Chart 3: S&P 500/Crude Oil
Concentration of interest is equally evident in year-to-date sector results that at the end of May showed dominant performances in Technology, Communication Services, and Consumer Discretionary sectors.
Chart 4: Year-to-Date 2023 Sector Percentage Changes
For a time this year, tech stocks were considered to be defensive plays as investors sought growth in a low-growth environment. Once the artificial intelligence (AI) discussion gained momentum, anything tech-related vaulted higher regardless of how distant the connection to AI might be. AI is destined to be an enormous development, but its full value as a profit source is years ahead. Nonetheless, the still growth-starved market reading about the potential for a recession, higher borrowing costs, and high inflation found AI to be a compelling concept.
Fed Policy, Earnings, and More This Month
With the debt ceiling out of the way, Federal Reserve policy and corporate earnings are the dominant issues this month.
S&P 500 earnings this year are currently estimated to be approximately 2% lower than they were in 2022. The initial $244.29 estimate for 2024, however, suggests that earnings could be 11.77% higher than the current 2023 estimate. After a dip in earnings this year, a rebound might appear to be likely, but in our view, the 2024 estimate is aggressive, especially when it relies on 17.4%, 17.3%, and 15.9% increases, respectively, in the Technology, Consumer Discretionary, and Communication Services sectors.
The Federal Open Market Committee (FOMC) meeting on June 14 is likely to be influential because there is still considerable debate regarding what the appropriate credit policy should be, especially now that the inflation rate is easing.
History suggests that being a little cautious in June makes sense as it historically has been the fourth worst month of the year, gaining only 0.3% on average, and posting a gain only 55% of the time. From 2000 through last year, the S&P 500 has posted a June gain in 14 of the possible 23 years, but with a 0.70% average loss.

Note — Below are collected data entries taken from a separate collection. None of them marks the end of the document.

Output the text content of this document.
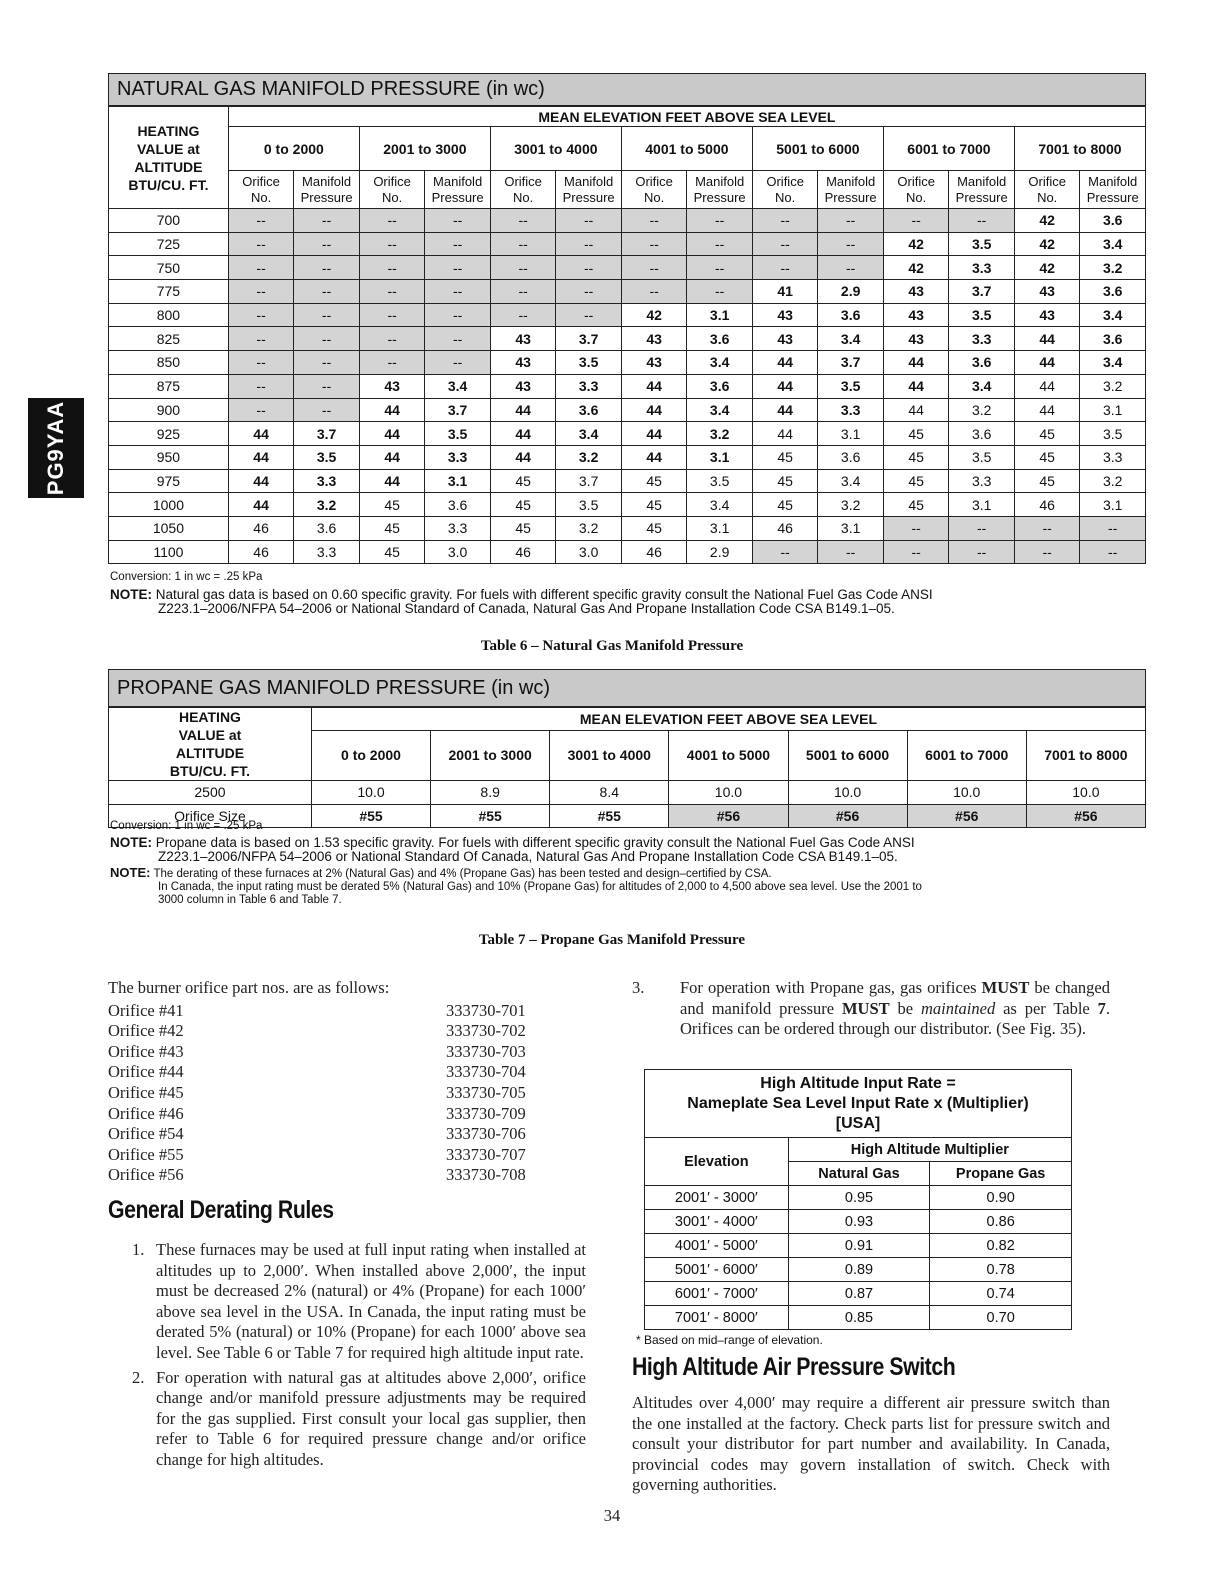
PG9YAA
NATURAL GAS MANIFOLD PRESSURE (in wc)
HEATING VALUE at ALTITUDE BTU/CU. FT.	MEAN ELEVATION FEET ABOVE SEA LEVEL													
	0 to 2000		2001 to 3000		3001 to 4000		4001 to 5000		5001 to 6000		6001 to 7000		7001 to 8000	
	Orifice No.	Manifold Pressure	Orifice No.	Manifold Pressure	Orifice No.	Manifold Pressure	Orifice No.	Manifold Pressure	Orifice No.	Manifold Pressure	Orifice No.	Manifold Pressure	Orifice No.	Manifold Pressure
700	--	--	--	--	--	--	--	--	--	--	--	--	42	3.6
725	--	--	--	--	--	--	--	--	--	--	42	3.5	42	3.4
750	--	--	--	--	--	--	--	--	--	--	42	3.3	42	3.2
775	--	--	--	--	--	--	--	--	41	2.9	43	3.7	43	3.6
800	--	--	--	--	--	--	42	3.1	43	3.6	43	3.5	43	3.4
825	--	--	--	--	43	3.7	43	3.6	43	3.4	43	3.3	44	3.6
850	--	--	--	--	43	3.5	43	3.4	44	3.7	44	3.6	44	3.4
875	--	--	43	3.4	43	3.3	44	3.6	44	3.5	44	3.4	44	3.2
900	--	--	44	3.7	44	3.6	44	3.4	44	3.3	44	3.2	44	3.1
925	44	3.7	44	3.5	44	3.4	44	3.2	44	3.1	45	3.6	45	3.5
950	44	3.5	44	3.3	44	3.2	44	3.1	45	3.6	45	3.5	45	3.3
975	44	3.3	44	3.1	45	3.7	45	3.5	45	3.4	45	3.3	45	3.2
1000	44	3.2	45	3.6	45	3.5	45	3.4	45	3.2	45	3.1	46	3.1
1050	46	3.6	45	3.3	45	3.2	45	3.1	46	3.1	--	--	--	--
1100	46	3.3	45	3.0	46	3.0	46	2.9	--	--	--	--	--	--
Conversion: 1 in wc = .25 kPa
NOTE: Natural gas data is based on 0.60 specific gravity. For fuels with different specific gravity consult the National Fuel Gas Code ANSI
Z223.1–2006/NFPA 54–2006 or National Standard of Canada, Natural Gas And Propane Installation Code CSA B149.1–05.
Table 6 – Natural Gas Manifold Pressure
PROPANE GAS MANIFOLD PRESSURE (in wc)
HEATING VALUE at ALTITUDE BTU/CU. FT.	MEAN ELEVATION FEET ABOVE SEA LEVEL						
	0 to 2000	2001 to 3000	3001 to 4000	4001 to 5000	5001 to 6000	6001 to 7000	7001 to 8000
2500	10.0	8.9	8.4	10.0	10.0	10.0	10.0
Orifice Size	#55	#55	#55	#56	#56	#56	#56
Conversion: 1 in wc = .25 kPa
NOTE: Propane data is based on 1.53 specific gravity. For fuels with different specific gravity consult the National Fuel Gas Code ANSI
Z223.1–2006/NFPA 54–2006 or National Standard Of Canada, Natural Gas And Propane Installation Code CSA B149.1–05.
NOTE: The derating of these furnaces at 2% (Natural Gas) and 4% (Propane Gas) has been tested and design–certified by CSA.
In Canada, the input rating must be derated 5% (Natural Gas) and 10% (Propane Gas) for altitudes of 2,000 to 4,500 above sea level. Use the 2001 to
3000 column in Table 6 and Table 7.
Table 7 – Propane Gas Manifold Pressure
The burner orifice part nos. are as follows:
Orifice #41	333730-701
Orifice #42	333730-702
Orifice #43	333730-703
Orifice #44	333730-704
Orifice #45	333730-705
Orifice #46	333730-709
Orifice #54	333730-706
Orifice #55	333730-707
Orifice #56	333730-708
General Derating Rules
1. These furnaces may be used at full input rating when installed at altitudes up to 2,000′. When installed above 2,000′, the input must be decreased 2% (natural) or 4% (Propane) for each 1000′ above sea level in the USA. In Canada, the input rating must be derated 5% (natural) or 10% (Propane) for each 1000′ above sea level. See Table 6 or Table 7 for required high altitude input rate.
2. For operation with natural gas at altitudes above 2,000′, orifice change and/or manifold pressure adjustments may be required for the gas supplied. First consult your local gas supplier, then refer to Table 6 for required pressure change and/or orifice change for high altitudes.
3. For operation with Propane gas, gas orifices MUST be changed and manifold pressure MUST be maintained as per Table 7. Orifices can be ordered through our distributor. (See Fig. 35).
High Altitude Input Rate =
Nameplate Sea Level Input Rate x (Multiplier)
[USA]		

Elevation	High Altitude Multiplier	
	Natural Gas	Propane Gas
2001′ - 3000′	0.95	0.90
3001′ - 4000′	0.93	0.86
4001′ - 5000′	0.91	0.82
5001′ - 6000′	0.89	0.78
6001′ - 7000′	0.87	0.74
7001′ - 8000′	0.85	0.70
* Based on mid–range of elevation.
High Altitude Air Pressure Switch
Altitudes over 4,000′ may require a different air pressure switch than the one installed at the factory. Check parts list for pressure switch and consult your distributor for part number and availability. In Canada, provincial codes may govern installation of switch. Check with governing authorities.
34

For months, the S&P 500 was stuck in a 3,800-4,200 range. The range top was first breached on May 19. A pullback then dragged the index close to its 50-day moving average before rebounding to 4,231.10 on May 30. Topping 4,200 was a good sign, but other than on one day, it occurred on light volume, which argues for maintaining a conservative market approach. In addition, the stocks that propelled the S&P 500 higher in April and May technically are overbought. Pullbacks in these issues could weigh on the entire market for a time
The information herein is for informative purposes only and in no event should be construed as a representation by us or as an offer to sell, or solicitation of an offer to buy any securities. The factual information given herein is taken from sources that we believe to be reliable, but is not guaranteed by us as to accuracy or completeness. Charts and graphs are provided for illustrative purposes. Opinions expressed are subject to change without notice and do not take into account the particular investment objectives, financial situation or needs of individual investors.